The Regional Economic Forecast of Population and Employment
Author : Paul Bingham
Publisher :
Page : pages
File Size : 31,59 MB
Release : 1994
Category : Alabama
ISBN :
Author : Paul Bingham
Publisher :
Page : pages
File Size : 31,59 MB
Release : 1994
Category : Alabama
ISBN :
Author : R. J. Olsen
Publisher :
Page : 464 pages
File Size : 41,55 MB
Release : 1977
Category : Economic forecasting
ISBN :
Author : Jack Sheerin
Publisher :
Page : 35 pages
File Size : 10,72 MB
Release : 1971
Category : Denver (Colo.)
ISBN :
Author : Philip Sheridan Mahoney
Publisher :
Page : 506 pages
File Size : 19,72 MB
Release : 1967
Category :
ISBN :
Author : Albert E. Klais
Publisher :
Page : 88 pages
File Size : 45,59 MB
Release : 1978
Category : Traffic estimation
ISBN :
Author :
Publisher :
Page : 64 pages
File Size : 46,14 MB
Release : 1996
Category : New York Metropolitan Area
ISBN :
Author :
Publisher :
Page : 468 pages
File Size : 11,91 MB
Release : 2006
Category : Economic forecasting
ISBN :
Author : Paul M. Beaumont
Publisher : Routledge
Page : 506 pages
File Size : 40,91 MB
Release : 2018-02-28
Category : Business & Economics
ISBN : 135114099X
Originally published in 1989. ECESIS consists of 51 regional econometric models (one for each state and the District of Columbia) and a multiregional demographic model. Its distinguishing feature is the linking of sophisticated demographic accounts with sophisticated structural econometric models. This book, looking at how strong the interactions are between population dynamics and economic activity, determines to what extent the simultaneous economic-demographic interregional model provides improved projection and simulation properties over regional economic and demographic models used independently of one another.

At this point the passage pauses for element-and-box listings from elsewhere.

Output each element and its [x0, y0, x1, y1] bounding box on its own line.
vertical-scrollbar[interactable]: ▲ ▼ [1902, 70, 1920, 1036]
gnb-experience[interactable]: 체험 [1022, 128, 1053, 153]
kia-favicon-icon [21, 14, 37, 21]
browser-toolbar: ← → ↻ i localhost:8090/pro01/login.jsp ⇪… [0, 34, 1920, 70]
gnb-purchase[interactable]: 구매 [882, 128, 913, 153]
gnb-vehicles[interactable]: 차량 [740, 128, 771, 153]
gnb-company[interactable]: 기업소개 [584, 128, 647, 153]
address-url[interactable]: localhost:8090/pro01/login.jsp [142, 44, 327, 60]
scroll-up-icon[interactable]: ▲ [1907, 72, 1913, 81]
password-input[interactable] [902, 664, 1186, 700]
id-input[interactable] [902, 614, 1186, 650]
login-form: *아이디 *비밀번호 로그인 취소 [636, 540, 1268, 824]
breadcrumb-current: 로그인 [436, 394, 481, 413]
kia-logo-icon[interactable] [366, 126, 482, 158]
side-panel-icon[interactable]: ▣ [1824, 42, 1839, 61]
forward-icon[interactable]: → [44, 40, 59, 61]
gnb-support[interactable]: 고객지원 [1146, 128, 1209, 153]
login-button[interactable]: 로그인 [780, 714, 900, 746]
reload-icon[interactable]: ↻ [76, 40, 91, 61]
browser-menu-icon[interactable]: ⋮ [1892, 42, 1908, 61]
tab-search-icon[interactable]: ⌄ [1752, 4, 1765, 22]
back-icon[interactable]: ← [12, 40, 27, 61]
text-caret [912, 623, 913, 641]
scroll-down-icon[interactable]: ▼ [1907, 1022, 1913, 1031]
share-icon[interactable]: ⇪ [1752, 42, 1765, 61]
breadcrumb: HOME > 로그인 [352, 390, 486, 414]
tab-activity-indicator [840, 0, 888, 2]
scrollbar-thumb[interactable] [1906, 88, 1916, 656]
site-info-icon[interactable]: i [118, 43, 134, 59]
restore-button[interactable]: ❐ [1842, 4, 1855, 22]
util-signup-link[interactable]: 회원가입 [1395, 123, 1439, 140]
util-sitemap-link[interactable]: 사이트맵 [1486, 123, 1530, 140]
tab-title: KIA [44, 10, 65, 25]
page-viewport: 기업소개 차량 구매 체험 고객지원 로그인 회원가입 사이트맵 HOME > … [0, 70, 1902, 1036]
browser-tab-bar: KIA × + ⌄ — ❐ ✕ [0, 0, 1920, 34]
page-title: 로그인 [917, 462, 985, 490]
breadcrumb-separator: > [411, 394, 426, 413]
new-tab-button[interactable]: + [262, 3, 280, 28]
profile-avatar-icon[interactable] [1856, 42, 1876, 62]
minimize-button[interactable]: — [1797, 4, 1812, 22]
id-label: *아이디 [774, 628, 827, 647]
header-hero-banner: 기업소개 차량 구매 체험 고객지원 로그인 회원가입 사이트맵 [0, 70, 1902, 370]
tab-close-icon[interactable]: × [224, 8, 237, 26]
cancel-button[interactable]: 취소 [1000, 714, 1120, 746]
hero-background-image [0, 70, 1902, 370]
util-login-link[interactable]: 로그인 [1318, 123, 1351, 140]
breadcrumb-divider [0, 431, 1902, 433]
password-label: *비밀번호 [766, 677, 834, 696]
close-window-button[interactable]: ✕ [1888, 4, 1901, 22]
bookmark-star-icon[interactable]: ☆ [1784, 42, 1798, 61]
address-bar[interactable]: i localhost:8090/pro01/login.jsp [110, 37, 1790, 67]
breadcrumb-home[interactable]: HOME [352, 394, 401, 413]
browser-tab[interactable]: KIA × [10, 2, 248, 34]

Author : Andrew M. Isserman
Publisher : Springer Science & Business Media
Page : 276 pages
File Size : 27,15 MB
Release : 2012-12-06
Category : Business & Economics
ISBN : 9400949804
Population change and population forecasts are receiving considerable attention from governmental planners and policy-makers, as well as from the private sector. Old patterns of population redistribution, industrial location, labor-force participation, household formation, and fertility are changing. The resulting uncertainty has increased interest in forecasting because mere extrapolations of past trends are proving inadequate. In the United States of America popUlation forecasts received even more attention after federal agencies began distributing funds for capital infrastructure to state and local governments on the basis of projected future populations. If the national government had based those funding decisions on locally prepared projections, the optimism of local officials would have resulted in billions of dollars worth of excess capacity in sewage treatment plants alone. Cabinet-level inquiries concluded that the U. S. Department of Commerce should (1) assume the responsibility for developing a single set of projections for use whenever future population was a consideration in federal spending decisions and (2) develop methods which incorporate both economic and demographic factors causing population change. Neither the projections prepared by economists at the Bureau of Economic Analysis nor those prepared by demographers at the Bureau of the Census were considered satisfactory because neither method adequately recognized the intertwined nature of demographic and economic change. Against this background, the American Statistical Association (ASA) and the U. S.
Author : John F. Kain
Publisher : Cambridge, Mass : Harvard University Press
Page : 432 pages
File Size : 28,8 MB
Release : 1971
Category : Business & Economics
ISBN :
Compilation of essays on government policy and regional planning concerning developing areas in the USA - covers such topics as industrial development, industrial policy for both urban areas and rural areas surplus labour supply areas, urbanization, the employment opportunity promotion effects of new plants location (location of industry), capital flows, problems of rural poverty in Southern states, etc., and includes large-scale models for forecasting regional economic activity and descriptions of econometrics research methods.